Pedro hizo un esfuerzo para concentrarse en la yegua que salía a la pista. El animal, con ojos de miedo y la melena y la cola agitados por el trote, parecía resistirse a la correa que tiraba de él. Pedro recordó haber visto unos ojos parecidos la primera vez que se encontró con Paula, cuando se abalanzó sobre él al creer que quería hacerles algo a sus hijos. Volvió a concentrarse en la yegua para borrar de su cabeza esos recuerdos. Era un animal precioso; proporcionado y lleno de vida. Tenía un pelo suave y brillante y de un color tan parecido al pelo de Dulce, que cerró los puños sobre los muslos.
«Me acuerdo de cuando era una niña y soñaba con tener un caballo. Pedía uno todas las Navidades a Santa Claus y, cuando por la mañana saltaba de la cama para asomarme a la ventana, siempre lloraba al ver el patio vacío.»
La voz de Paula, melancólica por el sueño incumplido de su niñez, se presentó en la cabeza de Pedro.
—¿Cuánto ofrecen? —exclamó el subastador.
La yegua se dio la vuelta y miró directamente a Pedro. Sin pensárselo dos veces, Pedro levantó la tarjeta numerada.
—Me ofrecen mil, ¿quién me da dos mil?
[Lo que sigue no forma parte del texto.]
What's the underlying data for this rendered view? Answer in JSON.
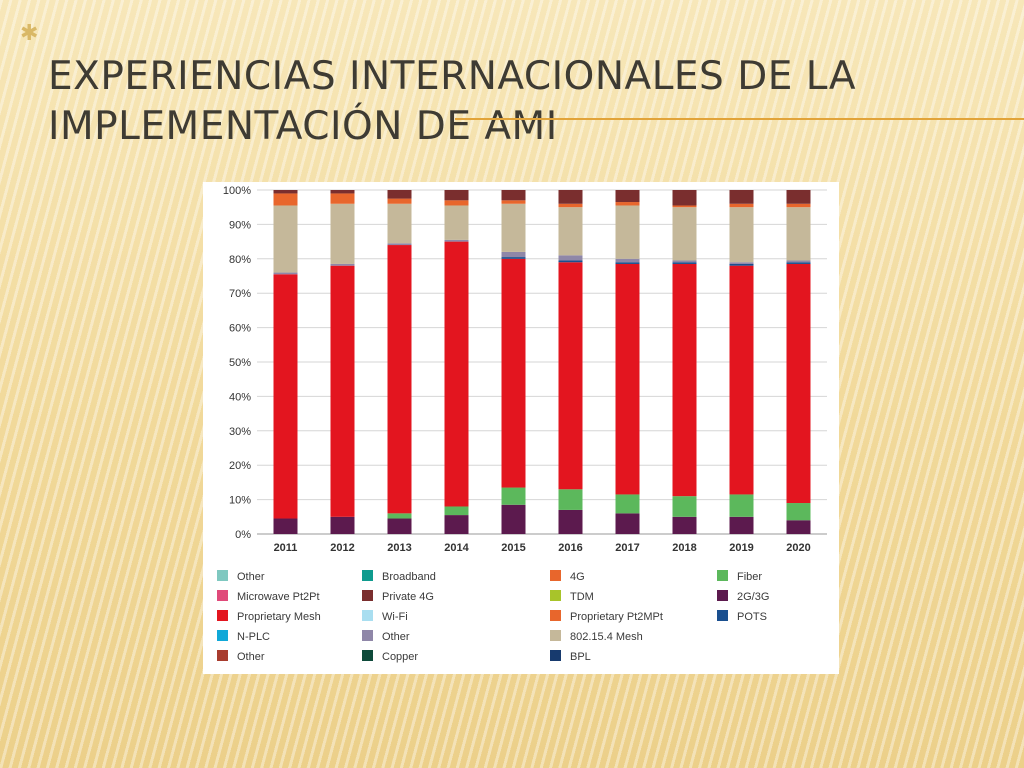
{
  "slide": {
    "title_line1": "Experiencias internacionales de la",
    "title_line2": "implementación de AMI"
  },
  "colors": {
    "accent_rule": "#e2a43a",
    "title_text": "#3e3b33"
  },
  "chart_data": {
    "type": "bar",
    "stacked": true,
    "categories": [
      "2011",
      "2012",
      "2013",
      "2014",
      "2015",
      "2016",
      "2017",
      "2018",
      "2019",
      "2020"
    ],
    "y_ticks": [
      "0%",
      "10%",
      "20%",
      "30%",
      "40%",
      "50%",
      "60%",
      "70%",
      "80%",
      "90%",
      "100%"
    ],
    "ylim": [
      0,
      100
    ],
    "grid": true,
    "legend_position": "bottom",
    "title": "",
    "xlabel": "",
    "ylabel": "",
    "series": [
      {
        "name": "2G/3G",
        "color": "#5c1a4e",
        "values": [
          4.5,
          5,
          4.5,
          5.5,
          8.5,
          7,
          6,
          5,
          5,
          4
        ]
      },
      {
        "name": "Fiber",
        "color": "#5cb85c",
        "values": [
          0,
          0,
          1.5,
          2.5,
          5,
          6,
          5.5,
          6,
          6.5,
          5
        ]
      },
      {
        "name": "Proprietary Mesh",
        "color": "#e3151f",
        "values": [
          71,
          73,
          78,
          77,
          66.5,
          66,
          67,
          67.5,
          66.5,
          69.5
        ]
      },
      {
        "name": "POTS",
        "color": "#1a4f8f",
        "values": [
          0,
          0,
          0,
          0,
          0.5,
          0.5,
          0.5,
          0.5,
          0.5,
          0.5
        ]
      },
      {
        "name": "Other",
        "color": "#8f87a8",
        "values": [
          0.5,
          0.5,
          0.5,
          0.5,
          1.5,
          1.5,
          1,
          0.5,
          0.5,
          0.5
        ]
      },
      {
        "name": "802.15.4 Mesh",
        "color": "#c5b89a",
        "values": [
          19.5,
          17.5,
          11.5,
          10,
          14,
          14,
          15.5,
          15.5,
          16,
          15.5
        ]
      },
      {
        "name": "Proprietary Pt2MPt",
        "color": "#e8662c",
        "values": [
          3.5,
          3,
          1.5,
          1.5,
          1,
          1,
          1,
          0.5,
          1,
          1
        ]
      },
      {
        "name": "Private 4G",
        "color": "#7a2e2e",
        "values": [
          1,
          1,
          2.5,
          3,
          3,
          4,
          3.5,
          4.5,
          4,
          4
        ]
      }
    ],
    "legend": [
      {
        "label": "Other",
        "color": "#7fc8c0"
      },
      {
        "label": "Broadband",
        "color": "#0f9b8e"
      },
      {
        "label": "4G",
        "color": "#e8662c"
      },
      {
        "label": "Fiber",
        "color": "#5cb85c"
      },
      {
        "label": "Microwave Pt2Pt",
        "color": "#e04a7a"
      },
      {
        "label": "Private 4G",
        "color": "#7a2e2e"
      },
      {
        "label": "TDM",
        "color": "#a8c42a"
      },
      {
        "label": "2G/3G",
        "color": "#5c1a4e"
      },
      {
        "label": "Proprietary Mesh",
        "color": "#e3151f"
      },
      {
        "label": "Wi-Fi",
        "color": "#a9def0"
      },
      {
        "label": "Proprietary Pt2MPt",
        "color": "#e8662c"
      },
      {
        "label": "POTS",
        "color": "#1a4f8f"
      },
      {
        "label": "N-PLC",
        "color": "#10a8d8"
      },
      {
        "label": "Other",
        "color": "#8f87a8"
      },
      {
        "label": "802.15.4 Mesh",
        "color": "#c5b89a"
      },
      {
        "label": "",
        "color": ""
      },
      {
        "label": "Other",
        "color": "#a83c2e"
      },
      {
        "label": "Copper",
        "color": "#0e4a3a"
      },
      {
        "label": "BPL",
        "color": "#173a6e"
      },
      {
        "label": "",
        "color": ""
      }
    ]
  }
}
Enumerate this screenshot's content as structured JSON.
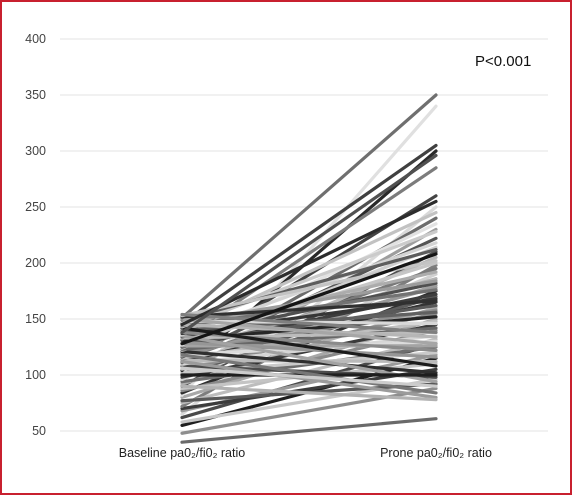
{
  "chart_data": {
    "type": "line",
    "title": "",
    "xlabel": "",
    "ylabel": "",
    "categories": [
      "Baseline pa0₂/fi0₂ ratio",
      "Prone pa0₂/fi0₂ ratio"
    ],
    "yticks": [
      50,
      100,
      150,
      200,
      250,
      300,
      350,
      400
    ],
    "ylim": [
      40,
      400
    ],
    "grid": true,
    "annotation": "P<0.001",
    "series": [
      {
        "values": [
          40,
          61
        ],
        "color": "#6a6a6a"
      },
      {
        "values": [
          48,
          88
        ],
        "color": "#8e8e8e"
      },
      {
        "values": [
          55,
          115
        ],
        "color": "#1f1f1f"
      },
      {
        "values": [
          58,
          96
        ],
        "color": "#c8c8c8"
      },
      {
        "values": [
          62,
          128
        ],
        "color": "#4a4a4a"
      },
      {
        "values": [
          65,
          250
        ],
        "color": "#d9d9d9"
      },
      {
        "values": [
          68,
          118
        ],
        "color": "#9a9a9a"
      },
      {
        "values": [
          70,
          105
        ],
        "color": "#3c3c3c"
      },
      {
        "values": [
          72,
          198
        ],
        "color": "#7e7e7e"
      },
      {
        "values": [
          75,
          132
        ],
        "color": "#bdbdbd"
      },
      {
        "values": [
          77,
          92
        ],
        "color": "#595959"
      },
      {
        "values": [
          80,
          150
        ],
        "color": "#a8a8a8"
      },
      {
        "values": [
          82,
          340
        ],
        "color": "#e0e0e0"
      },
      {
        "values": [
          84,
          175
        ],
        "color": "#2e2e2e"
      },
      {
        "values": [
          86,
          140
        ],
        "color": "#8a8a8a"
      },
      {
        "values": [
          88,
          110
        ],
        "color": "#c4c4c4"
      },
      {
        "values": [
          90,
          210
        ],
        "color": "#4f4f4f"
      },
      {
        "values": [
          92,
          160
        ],
        "color": "#b0b0b0"
      },
      {
        "values": [
          94,
          125
        ],
        "color": "#6e6e6e"
      },
      {
        "values": [
          96,
          190
        ],
        "color": "#d0d0d0"
      },
      {
        "values": [
          98,
          145
        ],
        "color": "#3a3a3a"
      },
      {
        "values": [
          100,
          230
        ],
        "color": "#9e9e9e"
      },
      {
        "values": [
          101,
          170
        ],
        "color": "#5c5c5c"
      },
      {
        "values": [
          102,
          120
        ],
        "color": "#cacaca"
      },
      {
        "values": [
          104,
          300
        ],
        "color": "#2a2a2a"
      },
      {
        "values": [
          105,
          155
        ],
        "color": "#8c8c8c"
      },
      {
        "values": [
          106,
          205
        ],
        "color": "#b8b8b8"
      },
      {
        "values": [
          108,
          98
        ],
        "color": "#4c4c4c"
      },
      {
        "values": [
          109,
          180
        ],
        "color": "#a0a0a0"
      },
      {
        "values": [
          110,
          135
        ],
        "color": "#d6d6d6"
      },
      {
        "values": [
          111,
          240
        ],
        "color": "#6c6c6c"
      },
      {
        "values": [
          112,
          165
        ],
        "color": "#333333"
      },
      {
        "values": [
          113,
          112
        ],
        "color": "#bababa"
      },
      {
        "values": [
          114,
          195
        ],
        "color": "#7a7a7a"
      },
      {
        "values": [
          115,
          148
        ],
        "color": "#c0c0c0"
      },
      {
        "values": [
          116,
          222
        ],
        "color": "#555555"
      },
      {
        "values": [
          117,
          178
        ],
        "color": "#999999"
      },
      {
        "values": [
          118,
          130
        ],
        "color": "#dcdcdc"
      },
      {
        "values": [
          119,
          260
        ],
        "color": "#444444"
      },
      {
        "values": [
          120,
          158
        ],
        "color": "#8f8f8f"
      },
      {
        "values": [
          121,
          102
        ],
        "color": "#2f2f2f"
      },
      {
        "values": [
          122,
          186
        ],
        "color": "#b4b4b4"
      },
      {
        "values": [
          123,
          142
        ],
        "color": "#686868"
      },
      {
        "values": [
          124,
          214
        ],
        "color": "#cfcfcf"
      },
      {
        "values": [
          125,
          172
        ],
        "color": "#3e3e3e"
      },
      {
        "values": [
          126,
          126
        ],
        "color": "#a4a4a4"
      },
      {
        "values": [
          127,
          235
        ],
        "color": "#e2e2e2"
      },
      {
        "values": [
          128,
          162
        ],
        "color": "#5a5a5a"
      },
      {
        "values": [
          129,
          116
        ],
        "color": "#969696"
      },
      {
        "values": [
          130,
          200
        ],
        "color": "#c6c6c6"
      },
      {
        "values": [
          131,
          152
        ],
        "color": "#262626"
      },
      {
        "values": [
          132,
          285
        ],
        "color": "#7c7c7c"
      },
      {
        "values": [
          133,
          138
        ],
        "color": "#bcbcbc"
      },
      {
        "values": [
          134,
          182
        ],
        "color": "#505050"
      },
      {
        "values": [
          135,
          94
        ],
        "color": "#a2a2a2"
      },
      {
        "values": [
          136,
          218
        ],
        "color": "#d4d4d4"
      },
      {
        "values": [
          137,
          168
        ],
        "color": "#363636"
      },
      {
        "values": [
          138,
          122
        ],
        "color": "#8b8b8b"
      },
      {
        "values": [
          139,
          245
        ],
        "color": "#c2c2c2"
      },
      {
        "values": [
          140,
          156
        ],
        "color": "#616161"
      },
      {
        "values": [
          141,
          192
        ],
        "color": "#acacac"
      },
      {
        "values": [
          142,
          108
        ],
        "color": "#1c1c1c"
      },
      {
        "values": [
          143,
          228
        ],
        "color": "#cbcbcb"
      },
      {
        "values": [
          144,
          176
        ],
        "color": "#737373"
      },
      {
        "values": [
          145,
          134
        ],
        "color": "#b6b6b6"
      },
      {
        "values": [
          146,
          305
        ],
        "color": "#404040"
      },
      {
        "values": [
          147,
          184
        ],
        "color": "#9c9c9c"
      },
      {
        "values": [
          148,
          146
        ],
        "color": "#d8d8d8"
      },
      {
        "values": [
          149,
          212
        ],
        "color": "#5e5e5e"
      },
      {
        "values": [
          150,
          128
        ],
        "color": "#a6a6a6"
      },
      {
        "values": [
          151,
          350
        ],
        "color": "#6f6f6f"
      },
      {
        "values": [
          152,
          166
        ],
        "color": "#303030"
      },
      {
        "values": [
          153,
          202
        ],
        "color": "#c3c3c3"
      },
      {
        "values": [
          154,
          138
        ],
        "color": "#7f7f7f"
      },
      {
        "values": [
          145,
          255
        ],
        "color": "#2c2c2c"
      },
      {
        "values": [
          138,
          296
        ],
        "color": "#505050"
      },
      {
        "values": [
          128,
          208
        ],
        "color": "#151515"
      },
      {
        "values": [
          112,
          80
        ],
        "color": "#9b9b9b"
      },
      {
        "values": [
          100,
          100
        ],
        "color": "#1e1e1e"
      },
      {
        "values": [
          90,
          78
        ],
        "color": "#b2b2b2"
      },
      {
        "values": [
          118,
          84
        ],
        "color": "#777777"
      },
      {
        "values": [
          106,
          90
        ],
        "color": "#cccccc"
      }
    ]
  }
}
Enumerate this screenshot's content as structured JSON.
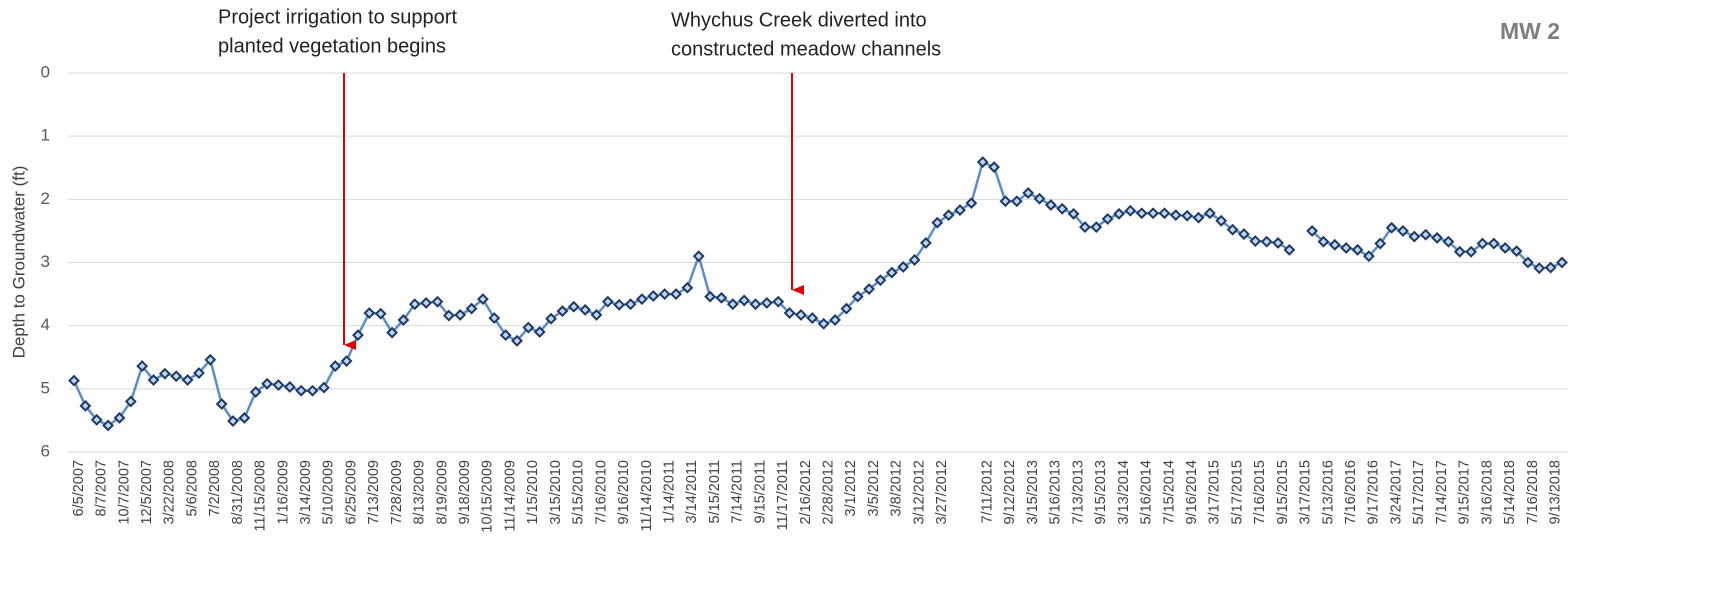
{
  "chart_data": {
    "type": "line",
    "title": "MW 2",
    "y_label": "Depth to Groundwater (ft)",
    "annotations": [
      [
        "Project irrigation to support",
        "planted vegetation begins"
      ],
      [
        "Whychus Creek diverted into",
        "constructed meadow channels"
      ]
    ],
    "categories": [
      "6/5/2007",
      null,
      "8/7/2007",
      null,
      "10/7/2007",
      null,
      "12/5/2007",
      null,
      "3/22/2008",
      null,
      "5/6/2008",
      null,
      "7/2/2008",
      null,
      "8/31/2008",
      null,
      "11/15/2008",
      null,
      "1/16/2009",
      null,
      "3/14/2009",
      null,
      "5/10/2009",
      null,
      "6/25/2009",
      null,
      "7/13/2009",
      null,
      "7/28/2009",
      null,
      "8/13/2009",
      null,
      "8/19/2009",
      null,
      "9/18/2009",
      null,
      "10/15/2009",
      null,
      "11/14/2009",
      null,
      "1/15/2010",
      null,
      "3/15/2010",
      null,
      "5/15/2010",
      null,
      "7/16/2010",
      null,
      "9/16/2010",
      null,
      "11/14/2010",
      null,
      "1/14/2011",
      null,
      "3/14/2011",
      null,
      "5/15/2011",
      null,
      "7/14/2011",
      null,
      "9/15/2011",
      null,
      "11/17/2011",
      null,
      "2/16/2012",
      null,
      "2/28/2012",
      null,
      "3/1/2012",
      null,
      "3/5/2012",
      null,
      "3/8/2012",
      null,
      "3/12/2012",
      null,
      "3/27/2012",
      null,
      null,
      null,
      "7/11/2012",
      null,
      "9/12/2012",
      null,
      "3/15/2013",
      null,
      "5/16/2013",
      null,
      "7/13/2013",
      null,
      "9/15/2013",
      null,
      "3/13/2014",
      null,
      "5/16/2014",
      null,
      "7/15/2014",
      null,
      "9/16/2014",
      null,
      "3/17/2015",
      null,
      "5/17/2015",
      null,
      "7/16/2015",
      null,
      "9/15/2015",
      null,
      "3/17/2015",
      null,
      "5/13/2016",
      null,
      "7/16/2016",
      null,
      "9/17/2016",
      null,
      "3/24/2017",
      null,
      "5/17/2017",
      null,
      "7/14/2017",
      null,
      "9/15/2017",
      null,
      "3/16/2018",
      null,
      "5/14/2018",
      null,
      "7/16/2018",
      null,
      "9/13/2018",
      null
    ],
    "series": [
      {
        "name": "MW 2",
        "color": "#5b8fc9",
        "marker_color": "#1f3864",
        "values": [
          4.87,
          5.27,
          5.49,
          5.58,
          5.46,
          5.2,
          4.64,
          4.86,
          4.76,
          4.8,
          4.86,
          4.75,
          4.54,
          5.24,
          5.51,
          5.46,
          5.05,
          4.92,
          4.94,
          4.97,
          5.03,
          5.03,
          4.98,
          4.64,
          4.56,
          4.15,
          3.8,
          3.81,
          4.11,
          3.91,
          3.66,
          3.64,
          3.62,
          3.84,
          3.83,
          3.73,
          3.58,
          3.88,
          4.15,
          4.24,
          4.03,
          4.1,
          3.89,
          3.77,
          3.7,
          3.75,
          3.83,
          3.62,
          3.67,
          3.66,
          3.58,
          3.53,
          3.5,
          3.5,
          3.4,
          2.9,
          3.54,
          3.56,
          3.66,
          3.6,
          3.66,
          3.64,
          3.62,
          3.8,
          3.83,
          3.88,
          3.97,
          3.91,
          3.73,
          3.54,
          3.42,
          3.28,
          3.16,
          3.07,
          2.96,
          2.69,
          2.37,
          2.25,
          2.17,
          2.06,
          1.41,
          1.49,
          2.03,
          2.03,
          1.9,
          1.99,
          2.09,
          2.15,
          2.23,
          2.44,
          2.44,
          2.31,
          2.23,
          2.18,
          2.22,
          2.22,
          2.22,
          2.25,
          2.26,
          2.29,
          2.22,
          2.34,
          2.48,
          2.55,
          2.66,
          2.67,
          2.69,
          2.8,
          null,
          2.5,
          2.67,
          2.72,
          2.77,
          2.8,
          2.9,
          2.7,
          2.45,
          2.5,
          2.59,
          2.56,
          2.61,
          2.67,
          2.83,
          2.83,
          2.7,
          2.7,
          2.77,
          2.82,
          3.0,
          3.09,
          3.08,
          3.0
        ]
      }
    ],
    "ylim": [
      0,
      6
    ],
    "yticks": [
      0,
      1,
      2,
      3,
      4,
      5,
      6
    ],
    "y_inverted": true,
    "grid": true
  }
}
Dos mil…
La puja siguió hasta que sólo quedaron Pedro y otro hombre que estaba sentado en las filas delanteras.
Cada vez que el hombre levantaba la tarjeta, Pedro hacia exactamente lo mismo. El hombre se dio la vuelta para mirarlo, y Pedro le aguantó la mirada sin parpadear. El hombre sacudió la cabeza con desesperación, volvió a mirar hacia delante y se guardó la tarjeta en el bolsillo de la camisa.
Pedro se había comprado una yegua.
Siguió lloviendo durante todo el fin de semana, y Paula y los niños tuvieron que quedarse en casa. Estaba segura de que Pedro la llamaría, de que había interpretado mal su enfado, pero el teléfono no sonó ni una vez. Los niños lo echaron de menos y preguntaron dónde estaba. Ella se limitó a decirles que había ido a ver a sus hijos, y se guardó los temores para sí misma.
Agustín pasó a echar una ojeada a las vacas el sábado y el domingo. El domingo por la mañana lo vio moverse trabajosamente entre el barro desde la ventana de la cocina. Estaba tan nerviosa y preocupada por el extraño comportamiento de Pedro, que decidió hablar con él para ver si Pedro le había dicho algo antes de marcharse. Se puso una gabardina y esperó en el porche a que él volviera.
Cuando lo vio cerrar la cerca y volver hacia su camioneta, Paula cruzó el patio, agitando una mano.
—¡Agustín! ¡Espera!
Él se paró y la miró en medio de la lluvia.
—Paula, ¿qué haces aquí fuera con este tiempo?
Ella se quedó a un metro, hecha un manojo de nervios y con un montón de preguntas que hacerle. ¿Cómo podía preguntarle, cuando casi no lo conocía, si Pedro le había dicho algo que pudiera interesarle?
Lo miró fijamente y, al captar la bondad en sus ojos, el miedo se le disipó.
—Cuando Pedro se marchó, parecía enfadado por algo. Me preguntaba si te habría dicho algo sobre…bueno, sobre mí o por qué estaba enfadado.
—No —Agustín frunció el ceño—. No dijo gran cosa sobre nada. Me pidió que le echara una ojeada al ganado. Dijo que iba a ver a sus hijos en San Antonio.
—Ya, eso también me lo dijo a mí. Pero parecía muy…distante cuando se fue. Estoy preocupada.